Тилля сдернула со стола скатерть и сложила в нее вещи.
«Эх, новую так и не купили».
И тут же села на пол, закрыла лицо ладонями и разрыдалась, жалея себя, сгинувшего Ветра и гордого Лозу, который всегда был рядом, а теперь…
— Я скучаю по тебе, Саардис…
Дотянувшись до горшка на печи, в который Лоза складывал монеты, нечаянно смахнула пожелтевший от времени лист бумаги. Подняв с пола, развернула рисунок, помня до мелочей, кто изображен на нем. И как ей мог нравиться этот слишком длинный нос? А губы? Разве же это приветливая улыбка? Усмешка, которая делает выражение лица брезгливым.
«Ты все время надо мной смеялся, а я, дурочка, думала, улыбаешься мне…»
Вздохнув, Тилля сложила рисунок Генриха и сунула за ворот.
«Теперь-то уж точно не вывалится».
Луна взяла с собой истершийся листок только потому, что он оказался единственной вещью, которая напоминала о доме, о ней самой, прежней. Наивной и мечтательной. Сейчас даже не верилось, что когда-то она звалась царевной и готовилась выйти замуж за наследника Эрии.
Отогнав мысли, которые навевали непрошенные слезы и жалось к себе, Тилля пересчитала монеты и ссыпала их в холщовый мешочек. Надежно привязав его к поясу, накинула плащ, оставшийся от Лозы. Он пах пылью дорог и свободой. В кармане нащупала браслет, который для бахримана смастерила Даруня.
«Он что, его дома оставил?»
Вспомнился горький поцелуй и дрожь тесно прижавшегося тела. И стало понятно, почему Лоза сумел открыть портал и увести с собой собак.
Царевна, прощаясь с домом, присела на скамью у окна, и только сейчас заметила, что вместе с Ветром пропали одеяло и… кошка, которая так любила лежать в ногах у спящего.
«Как я могла забыть о ней?!»
— Кисятушка? Кис-кис-кис, — позвала Луна, с болью осознавая, что мурлыка не отзовется. Была бы здесь, давно бы уже крутилась под ногами, выпрашивая еду.
«Собаки напугали, или ушла вместе с Ветром?»
Но кому нужна чужая кошка? И зачем старое одеяло, когда на гвозде висит плащ Лозы?
Теперь не оставалось сомнений, что на остров пришли именно за Ветром. А вот с ней и Саардисом не церемонились — натравили собак-убийц и дело с концом.
«Кто же ты такой, Ветер?»
Луна, не решаясь сделать последний шаг, постояла на пороге, позвала кошку.
Но нет, ничего. Ни шуршания в кустах, ни мяуканья.
Притворив дверь чурбаком, Тилля пошла к лодке, которую по обычаю привязывали у мостка за домом. Еще раз кликнула кошку.
Впервые в жизни царевна осталась совсем одна.
Выйдя на большой тракт, Луна подсела в телегу, едущую на север Лунного царства. Поближе к столице, поближе к отцу.
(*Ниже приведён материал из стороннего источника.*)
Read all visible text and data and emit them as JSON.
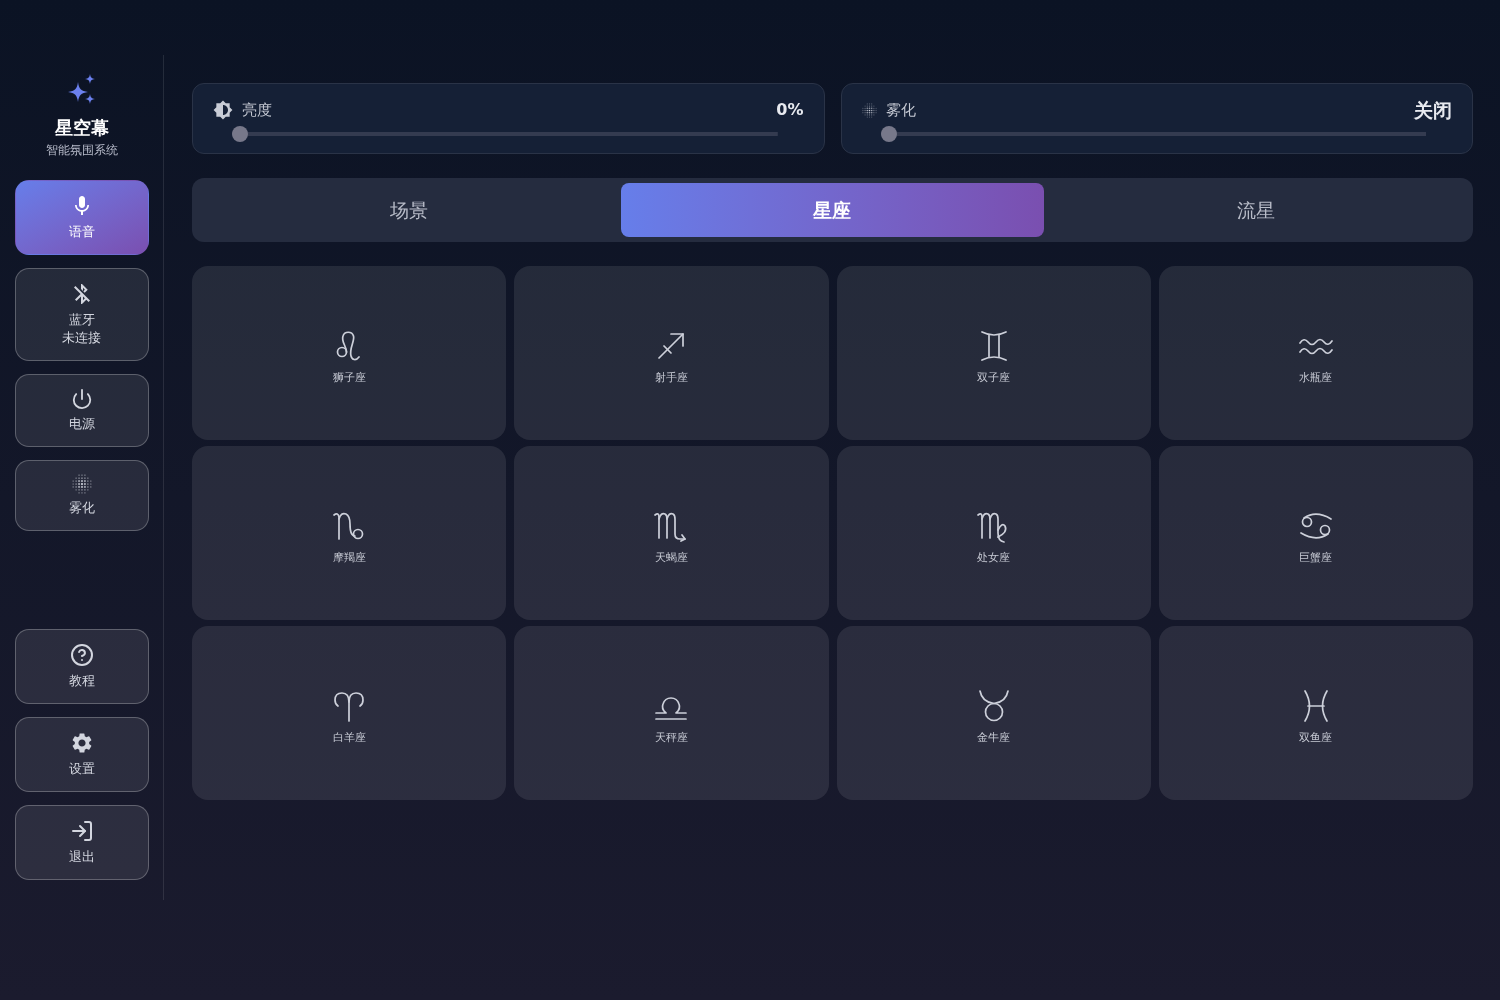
{
  "brand": {
    "title": "星空幕",
    "subtitle": "智能氛围系统"
  },
  "sidebar": {
    "items": [
      {
        "label": "语音",
        "active": true
      },
      {
        "label": "蓝牙",
        "status": "未连接",
        "active": false
      },
      {
        "label": "电源",
        "active": false
      },
      {
        "label": "雾化",
        "active": false
      }
    ],
    "bottom_items": [
      {
        "label": "教程"
      },
      {
        "label": "设置"
      },
      {
        "label": "退出"
      }
    ]
  },
  "controls": [
    {
      "label": "亮度",
      "reading": "0%",
      "level": 0
    },
    {
      "label": "雾化",
      "reading": "关闭",
      "level": 0
    }
  ],
  "tabs": [
    {
      "label": "场景",
      "selected": false
    },
    {
      "label": "星座",
      "selected": true
    },
    {
      "label": "流星",
      "selected": false
    }
  ],
  "constellations": [
    {
      "label": "狮子座"
    },
    {
      "label": "射手座"
    },
    {
      "label": "双子座"
    },
    {
      "label": "水瓶座"
    },
    {
      "label": "摩羯座"
    },
    {
      "label": "天蝎座"
    },
    {
      "label": "处女座"
    },
    {
      "label": "巨蟹座"
    },
    {
      "label": "白羊座"
    },
    {
      "label": "天秤座"
    },
    {
      "label": "金牛座"
    },
    {
      "label": "双鱼座"
    }
  ]
}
Она долго колебалась, стоило ли ей объявляться во дворце, где ей могут быть не рады. Но главное, что останавливало царевну — боязнь за жизнь близких. Теперь она знала, какими методами пользуется Зло. В нем не было и капли сострадания к безвинным людям. Для достижения своей цели оно шло напролом.
Знать бы еще, какую цель оно преследует, и под какой личиной прячется.
Остановившись на постоялом дворе в довольно оживленном пригороде, где можно было затеряться среди торгового люда, путешественников и, чего уж скрывать, разного сорта шарлатанов, Луна прежде всего попросила у хозяина бумагу и писчие принадлежности. И пусть качество их не соответствовало статусу того, кому она намеревалась написать, но так даже было лучше. Меньше вопросов, меньше внимания.
Запечатав сургучом, отдала шустрому мальчишке, из числа тех, кто постоянно крутится на виду, выискивая хоть какой-нибудь способ заработать.
— Найди тех, кто везет товар в имение князя Вышегородского, попроси отдать письмо его сыну Константину.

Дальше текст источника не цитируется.